The Biden Watch: The Last, Best Hope for a Competitive Democratic Primary

Oh. he’s definitely in now, right? No? Oh, okay, we’ll keep waiting. I still think he was best off entering a week ago, before Hillary Clinton reasserted herself and gobbled up some undecideds. As we saw with the polls, Biden’s indecision has seemed to cost him a couple points.  Still, it’s not too late. Sources say he’ll be jumping in any day now, but they’ve been saying that for a while. Considering Clinton’s solidification of her massive lead, we really need him to keep this race interesting.

His best argument is probably that he’s sporting the best head-to-head general election match-ups against leading Republican contenders. Clinton struggles against Carson, Bush, and Fiorina; she even lost a poll to Trump by five points.

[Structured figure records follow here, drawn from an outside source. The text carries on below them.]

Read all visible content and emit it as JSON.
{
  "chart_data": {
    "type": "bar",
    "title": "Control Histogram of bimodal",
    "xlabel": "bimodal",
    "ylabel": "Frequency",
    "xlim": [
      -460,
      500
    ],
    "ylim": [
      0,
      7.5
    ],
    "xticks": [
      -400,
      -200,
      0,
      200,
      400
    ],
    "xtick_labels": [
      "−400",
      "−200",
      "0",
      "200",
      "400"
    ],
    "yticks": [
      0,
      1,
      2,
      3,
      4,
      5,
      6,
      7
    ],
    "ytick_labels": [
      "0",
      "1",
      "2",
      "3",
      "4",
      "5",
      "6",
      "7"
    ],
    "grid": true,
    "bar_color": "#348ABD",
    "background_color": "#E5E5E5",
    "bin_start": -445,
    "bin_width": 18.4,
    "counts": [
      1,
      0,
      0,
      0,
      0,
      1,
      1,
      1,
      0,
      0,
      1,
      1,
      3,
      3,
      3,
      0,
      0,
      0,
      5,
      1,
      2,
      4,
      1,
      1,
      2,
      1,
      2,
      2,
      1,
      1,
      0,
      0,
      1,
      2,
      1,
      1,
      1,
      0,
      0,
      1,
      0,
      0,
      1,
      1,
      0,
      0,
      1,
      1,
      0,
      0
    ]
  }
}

Sanders is spotty against each. Biden, however, wins nearly every poll against all of them.

Speaking of all of them…

Republican Polls: Somehow This Got Boring

Since the IDB/Tipp poll that showed Ben Carson in the lead after the second debate, Donald Trump has been on top in five straight. Carson is then in second place in all of them. Then it’s Rubio, Bush, and Cruz in some order to round out the top five. In these five polls, Carly Fiorina has placed sixth. We then have a four-way melee for seventh through tenth between Huckabee, Paul, Kasich, and Christie.  Santorum and Jindal duke it out for 11th. Graham and Pataki fight for one-point scraps and 13th place. Jim Gilmore, in last, sometimes leaves his house.